# New Bee From Indy



## BuzzinBerries (Mar 8, 2009)

Hi Guys! 
I found this site today and it looked like I could learn a lot here so I joined up. I live about 15 miles south of Indianapolis. I have 4 nucs ordered and a wonderful hubby who has been busy in the woodshop building hives. This will be my first year. I got bit by the "bee bug" last year after watching the hives a friend of ours brought out to our produce farm. WooWee! Were we ever swimming in cucumbers last year and the pear trees were loaded! We also have a nice sized strawberry patch and will be planting raspberries this year. The bees should like that huh? I am looking forward to my first year as a beekeeper instead of just a beewatcher.


----------



## Beeslave (Feb 6, 2009)

Sounds like your bizzy little acres will be buzzin with happy beez. If you can get it to grow the bees love asparagus pollen and provides income at the time of year nothing else is ready. I've got 1500 lin ft organic hybrid that the bees collect pollen from and lots of it in august.

Good Luck and happy harvesting


----------



## Sundance (Sep 9, 2004)

Welcome Buzzin............... It is amazing how produce
does with bees around...

Glad to have you aboard. Explore......... Lot's of info to
take in and don't hesitate to ask any question at all.

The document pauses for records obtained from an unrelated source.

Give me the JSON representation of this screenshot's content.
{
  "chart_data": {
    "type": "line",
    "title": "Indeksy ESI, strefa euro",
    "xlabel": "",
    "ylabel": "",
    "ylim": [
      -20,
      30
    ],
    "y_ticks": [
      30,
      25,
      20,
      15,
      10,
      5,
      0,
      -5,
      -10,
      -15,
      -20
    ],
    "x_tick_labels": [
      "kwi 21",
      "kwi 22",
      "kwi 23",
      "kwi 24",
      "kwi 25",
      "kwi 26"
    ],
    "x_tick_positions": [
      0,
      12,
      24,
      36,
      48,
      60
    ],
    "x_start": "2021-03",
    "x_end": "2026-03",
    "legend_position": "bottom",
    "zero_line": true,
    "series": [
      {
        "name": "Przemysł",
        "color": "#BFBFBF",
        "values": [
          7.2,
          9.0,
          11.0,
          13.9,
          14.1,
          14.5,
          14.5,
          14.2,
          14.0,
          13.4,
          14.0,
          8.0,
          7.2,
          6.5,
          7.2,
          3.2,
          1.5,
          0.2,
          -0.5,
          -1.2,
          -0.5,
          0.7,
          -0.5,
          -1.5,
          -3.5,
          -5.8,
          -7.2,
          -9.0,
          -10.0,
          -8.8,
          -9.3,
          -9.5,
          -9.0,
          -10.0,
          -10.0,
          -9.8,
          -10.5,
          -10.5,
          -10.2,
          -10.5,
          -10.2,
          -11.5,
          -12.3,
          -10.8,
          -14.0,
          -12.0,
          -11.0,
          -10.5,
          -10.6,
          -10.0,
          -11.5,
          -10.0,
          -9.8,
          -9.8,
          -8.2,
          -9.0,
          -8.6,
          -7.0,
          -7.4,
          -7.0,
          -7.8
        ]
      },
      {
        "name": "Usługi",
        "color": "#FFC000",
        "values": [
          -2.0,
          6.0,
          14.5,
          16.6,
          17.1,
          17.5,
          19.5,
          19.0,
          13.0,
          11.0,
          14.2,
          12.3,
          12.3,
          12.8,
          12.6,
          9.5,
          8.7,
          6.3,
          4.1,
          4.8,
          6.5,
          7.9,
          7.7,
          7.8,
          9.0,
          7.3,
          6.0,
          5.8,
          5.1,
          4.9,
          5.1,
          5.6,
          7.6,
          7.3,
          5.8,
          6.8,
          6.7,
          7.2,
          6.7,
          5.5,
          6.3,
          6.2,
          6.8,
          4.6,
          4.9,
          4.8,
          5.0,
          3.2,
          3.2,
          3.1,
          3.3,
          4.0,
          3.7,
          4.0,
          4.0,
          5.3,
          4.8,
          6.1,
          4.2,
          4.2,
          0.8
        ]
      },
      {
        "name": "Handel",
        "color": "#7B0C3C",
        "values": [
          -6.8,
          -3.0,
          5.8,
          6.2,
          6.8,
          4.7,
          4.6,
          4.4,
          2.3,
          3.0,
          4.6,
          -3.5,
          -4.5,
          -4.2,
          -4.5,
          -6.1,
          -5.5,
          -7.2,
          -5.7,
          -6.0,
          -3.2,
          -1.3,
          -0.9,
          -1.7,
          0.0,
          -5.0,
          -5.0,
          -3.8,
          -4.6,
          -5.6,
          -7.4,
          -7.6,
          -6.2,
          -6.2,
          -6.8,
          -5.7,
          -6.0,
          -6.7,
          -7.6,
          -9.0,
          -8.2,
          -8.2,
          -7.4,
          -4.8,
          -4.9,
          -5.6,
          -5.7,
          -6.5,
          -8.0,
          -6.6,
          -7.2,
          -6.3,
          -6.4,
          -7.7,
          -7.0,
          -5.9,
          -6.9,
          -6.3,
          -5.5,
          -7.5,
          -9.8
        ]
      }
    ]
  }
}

The Coffee Klatch even has answers for non-bee
questions.


----------



## BuzzinBerries (Mar 8, 2009)

Thanks for the advice, Beeslave. We have talked about planting asparagus as an early crop in the past. I didn't know the bees liked it so much. One more reason I can use to convince hubby to plant it next year. Thanks again.


----------



## Fred Bee (May 5, 2007)

Welcome...glad you have seen first hand the benefit of the pollination carried out by honey bees! Now, you have taken steps to be actively involved in helping our planet be a better place. Commendations! Thanks for your interest in beekeeping and welcome aboard. There are lots of great folks here on this site.


----------